You probably know a lot of this code better than me at this point, but
I remember a couple of these pain points, inline below:

On Wed, Feb 10, 2021 at 9:44 AM Peter Gromov
<[email protected]> wrote:
>
> Hi Robert,
>
> Yes, having multiple dictionaries in the same process would increase the 
> memory significantly. Do you have any idea about how many of them people are 
> loading, and how much memory they give to Lucene?

Yeah in many cases, the user is using a server such as solr or elasticsearch.
Let's use solr as an example, as others are here to correct it, if I am wrong.

Example to understand the challenges: user uses one of solr's 3
mechanisms to detect language and send to different pipeline:
https://lucene.apache.org/solr/guide/8_8/detecting-languages-during-indexing.html
Now we know these language detectors are imperfect, if the user maps a
lot of languages to hunspell pipelines, they may load lots of
dictionaries, even by just one stray miscategorized document.
So it doesn't have to be some extreme "enterprise" use-case like
wikipedia.org, it can happen for a little guy faced with a
multilingual corpus.

Imagine the user decides to go further, and host solr search in this
way for a couple local businesses or govt agencies.
They support many languages and possibly use this detection scheme
above to try to make language a "non-issue".
The user may assign each customer a solr "core" (separate index) with
this configuration.
Does each solr core load its own HunspellStemFactory? I think it might
(in isolated classloader), I could be wrong.

For the elasticsearch case, maybe the resource usage in the same case
is lower, because they reuse dictionaries per-node?
I think this is how it works, but I honestly can't remember.
Still the problem remains, easy to end up with dozens of these things in memory.

Also we have the problem that memory usage for a specific can blow up
in several ways.
Some languages have bigger .aff file than .dic!

> Thanks for the idea about root arcs.

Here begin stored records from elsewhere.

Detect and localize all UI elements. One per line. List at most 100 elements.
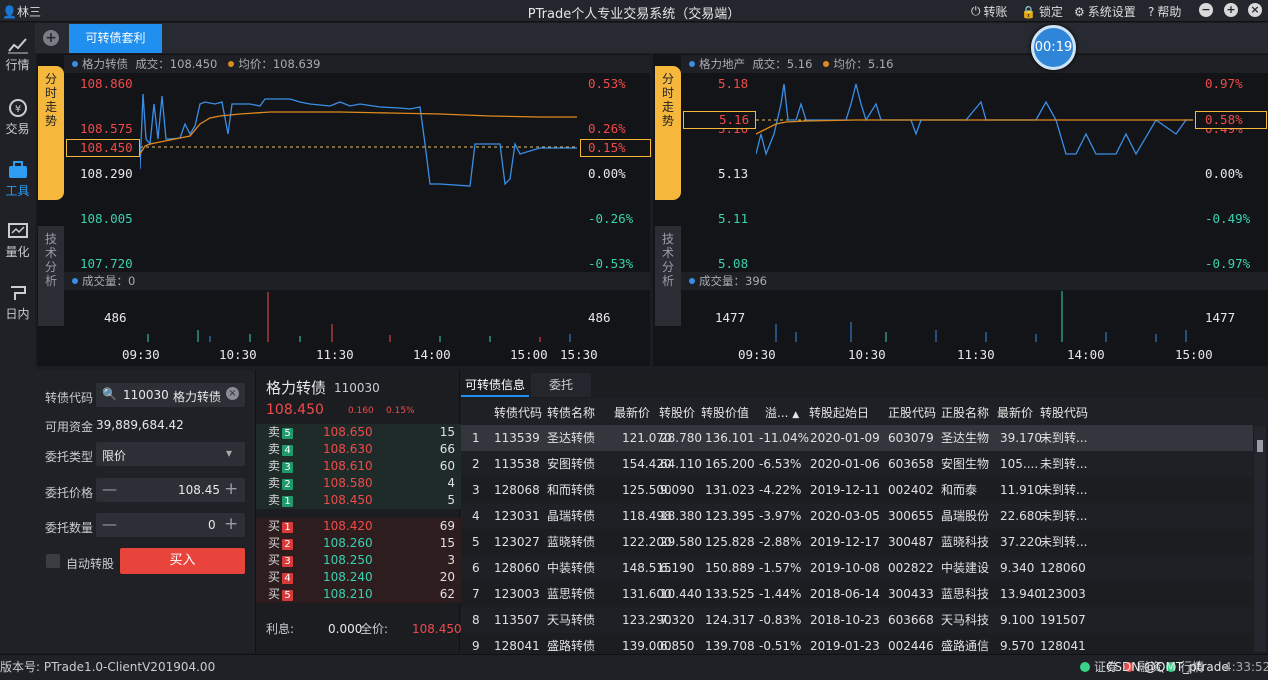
- col-stock-price[interactable]: 最新价: [997, 406, 1034, 420]
- col-convert-start[interactable]: 转股起始日: [809, 406, 870, 420]
- table-cell: 002822: [888, 561, 934, 575]
- search-icon: 🔍: [102, 387, 117, 401]
- bid-row[interactable]: 买 1 108.420 69: [256, 518, 461, 535]
- minus-icon[interactable]: —: [102, 480, 117, 498]
- minimize-button[interactable]: −: [1199, 3, 1213, 17]
- table-cell: 盛路转债: [547, 639, 596, 653]
- add-tab-icon[interactable]: +: [43, 30, 59, 46]
- table-cell: 148.515: [622, 561, 672, 575]
- order-type-select[interactable]: 限价 ▾: [96, 442, 245, 466]
- maximize-button[interactable]: +: [1224, 3, 1238, 17]
- sidebar-item-quant[interactable]: 量化: [0, 213, 35, 269]
- sidebar-item-intraday[interactable]: 日内: [0, 275, 35, 331]
- left-volume-header: 成交量：0: [64, 272, 650, 290]
- lock-menu[interactable]: 🔒 锁定: [1021, 4, 1063, 20]
- ask-row[interactable]: 卖 3 108.610 60: [256, 458, 461, 475]
- table-cell: 6.850: [660, 639, 695, 653]
- tab-technical-left[interactable]: 技术分析: [38, 226, 64, 326]
- col-stock-code[interactable]: 正股代码: [888, 406, 937, 420]
- right-pct-label: 0.00%: [1205, 166, 1243, 181]
- ask-row[interactable]: 卖 4 108.630 66: [256, 441, 461, 458]
- col-bond-name[interactable]: 转债名称: [547, 406, 596, 420]
- ask-row[interactable]: 卖 2 108.580 4: [256, 475, 461, 492]
- left-current-price-marker: 108.450: [66, 139, 140, 157]
- col-last-price[interactable]: 最新价: [614, 406, 651, 420]
- code-input[interactable]: 🔍 110030 格力转债 ×: [96, 383, 245, 407]
- col-convert-price[interactable]: 转股价: [659, 406, 696, 420]
- bid-row[interactable]: 买 3 108.250 3: [256, 552, 461, 569]
- table-cell: 29.580: [660, 535, 702, 549]
- intraday-icon: [10, 286, 26, 300]
- table-cell: 123027: [494, 535, 540, 549]
- plus-icon[interactable]: +: [224, 514, 239, 534]
- table-cell: 5: [472, 535, 480, 549]
- sidebar-item-tools[interactable]: 工具: [0, 152, 35, 208]
- close-button[interactable]: ×: [1248, 3, 1262, 17]
- bid-row[interactable]: 买 4 108.240 20: [256, 569, 461, 586]
- ask-row[interactable]: 卖 1 108.450 5: [256, 492, 461, 509]
- left-chart-header: 格力转债 成交：108.450 均价：108.639: [64, 55, 650, 73]
- table-cell: 盛路通信: [941, 639, 990, 653]
- table-header: [461, 398, 1268, 425]
- table-cell: 123.290: [622, 613, 672, 627]
- table-row[interactable]: 8 113507 天马转债 123.290 7.320 124.317 -0.83% 2018…: [461, 607, 1253, 633]
- code-label: 转债代码: [45, 391, 94, 405]
- tab-timeshare-left[interactable]: 分时走势: [38, 66, 64, 200]
- bid-row[interactable]: 买 5 108.210 62: [256, 586, 461, 603]
- price-stepper[interactable]: — 108.45 +: [96, 478, 245, 502]
- settings-menu[interactable]: ⚙ 系统设置: [1074, 4, 1136, 20]
- minus-icon[interactable]: —: [102, 515, 117, 533]
- sidebar-item-trade[interactable]: ¥ 交易: [0, 90, 35, 146]
- ask-row[interactable]: 卖 5 108.650 15: [256, 424, 461, 441]
- countdown-timer[interactable]: 00:19: [1031, 25, 1076, 70]
- table-cell: 191507: [1040, 613, 1086, 627]
- plus-icon[interactable]: +: [224, 479, 239, 499]
- table-cell: 28.780: [660, 431, 702, 445]
- funds-value: 39,889,684.42: [96, 418, 184, 432]
- table-row[interactable]: 3 128068 和而转债 125.500 9.090 131.023 -4.22% 2019…: [461, 477, 1253, 503]
- col-convert-value[interactable]: 转股价值: [701, 406, 750, 420]
- table-scrollbar[interactable]: [1254, 426, 1266, 652]
- col-stock-name[interactable]: 正股名称: [941, 406, 990, 420]
- table-cell: 未到转...: [1040, 457, 1088, 471]
- col-bond-code[interactable]: 转债代码: [494, 406, 543, 420]
- table-cell: 300487: [888, 535, 934, 549]
- tab-entrust[interactable]: 委托: [531, 373, 591, 397]
- buy-button[interactable]: 买入: [120, 548, 245, 574]
- full-price-label: 全价:: [360, 622, 389, 636]
- table-row[interactable]: 4 123031 晶瑞转债 118.498 18.380 123.395 -3.97% 202…: [461, 503, 1253, 529]
- left-price-label: 108.005: [80, 211, 133, 226]
- clear-icon[interactable]: ×: [226, 387, 239, 400]
- tab-bond-info[interactable]: 可转债信息: [461, 373, 529, 397]
- table-row[interactable]: 5 123027 蓝晓转债 122.200 29.580 125.828 -2.88% 201…: [461, 529, 1253, 555]
- table-cell: 圣达转债: [547, 431, 596, 445]
- help-menu[interactable]: ? 帮助: [1148, 4, 1182, 20]
- table-row[interactable]: 1 113539 圣达转债 121.070 28.780 136.101 -11.04% 20…: [461, 425, 1253, 451]
- table-cell: 121.070: [622, 431, 672, 445]
- table-cell: 中装转债: [547, 561, 596, 575]
- scrollbar-thumb[interactable]: [1257, 440, 1263, 452]
- bid-row[interactable]: 买 2 108.260 15: [256, 535, 461, 552]
- right-time-label: 15:00: [1175, 347, 1213, 362]
- quote-price: 108.450: [266, 402, 324, 418]
- table-row[interactable]: 2 113538 安图转债 154.420 64.110 165.200 -6.53% 202…: [461, 451, 1253, 477]
- table-row[interactable]: 7 123003 蓝思转债 131.600 10.440 133.525 -1.44% 201…: [461, 581, 1253, 607]
- table-row[interactable]: 6 128060 中装转债 148.515 6.190 150.889 -1.57% 2019…: [461, 555, 1253, 581]
- col-premium[interactable]: 溢... ▲: [765, 406, 800, 420]
- qty-stepper[interactable]: — 0 +: [96, 513, 245, 537]
- transfer-menu[interactable]: ⏻ 转账: [971, 4, 1008, 19]
- tab-convertible-arbitrage[interactable]: 可转债套利: [69, 24, 162, 53]
- right-volume-header: 成交量：396: [681, 272, 1268, 290]
- tab-timeshare-right[interactable]: 分时走势: [655, 66, 681, 200]
- table-cell: 165.200: [705, 457, 755, 471]
- auto-convert-checkbox[interactable]: [46, 554, 60, 568]
- sidebar-item-market[interactable]: 行情: [0, 28, 35, 84]
- table-cell: 22.680: [1000, 509, 1042, 523]
- qty-label: 委托数量: [45, 521, 94, 535]
- col-convert-code[interactable]: 转股代码: [1040, 406, 1089, 420]
- tab-technical-right[interactable]: 技术分析: [655, 226, 681, 326]
- table-cell: 9: [472, 639, 480, 653]
- user-name[interactable]: 👤林三: [2, 5, 41, 19]
- right-volume-chart: [775, 291, 1187, 342]
- table-cell: 2020-03-05: [810, 509, 880, 523]
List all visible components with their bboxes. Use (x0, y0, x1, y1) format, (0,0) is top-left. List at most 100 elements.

I've done some quick sampling and 
> tracing (for German). 80% of root arc processing time is spent in direct 
> addressing, and the remainder is linear scan (so root acrs don't seem to 
> present major issues). For non-root arcs, ~50% is directly addressed, ~45% 
> linearly-scanned, and the remainder binary-searched. Overall there's about 
> 60% of direct addressing, both in time and invocation counts, which doesn't 
> seem too bad (or am I mistaken?). Currently BYTE4 inputs are used. Reducing 
> that might increase the number of directly addressed arcs, but I'm not sure 
> that'd speed up much given that time and invocation counts seem to correlate.
>

Sure, but 20% of those linear scans are maybe 7x slower, its
O(log2(alphabet_size)) right (assuming alphabet size ~ 128)?
Hard to reason about, but maybe worth testing out. It still helps for
all the other segmenters (japanese, korean) using fst.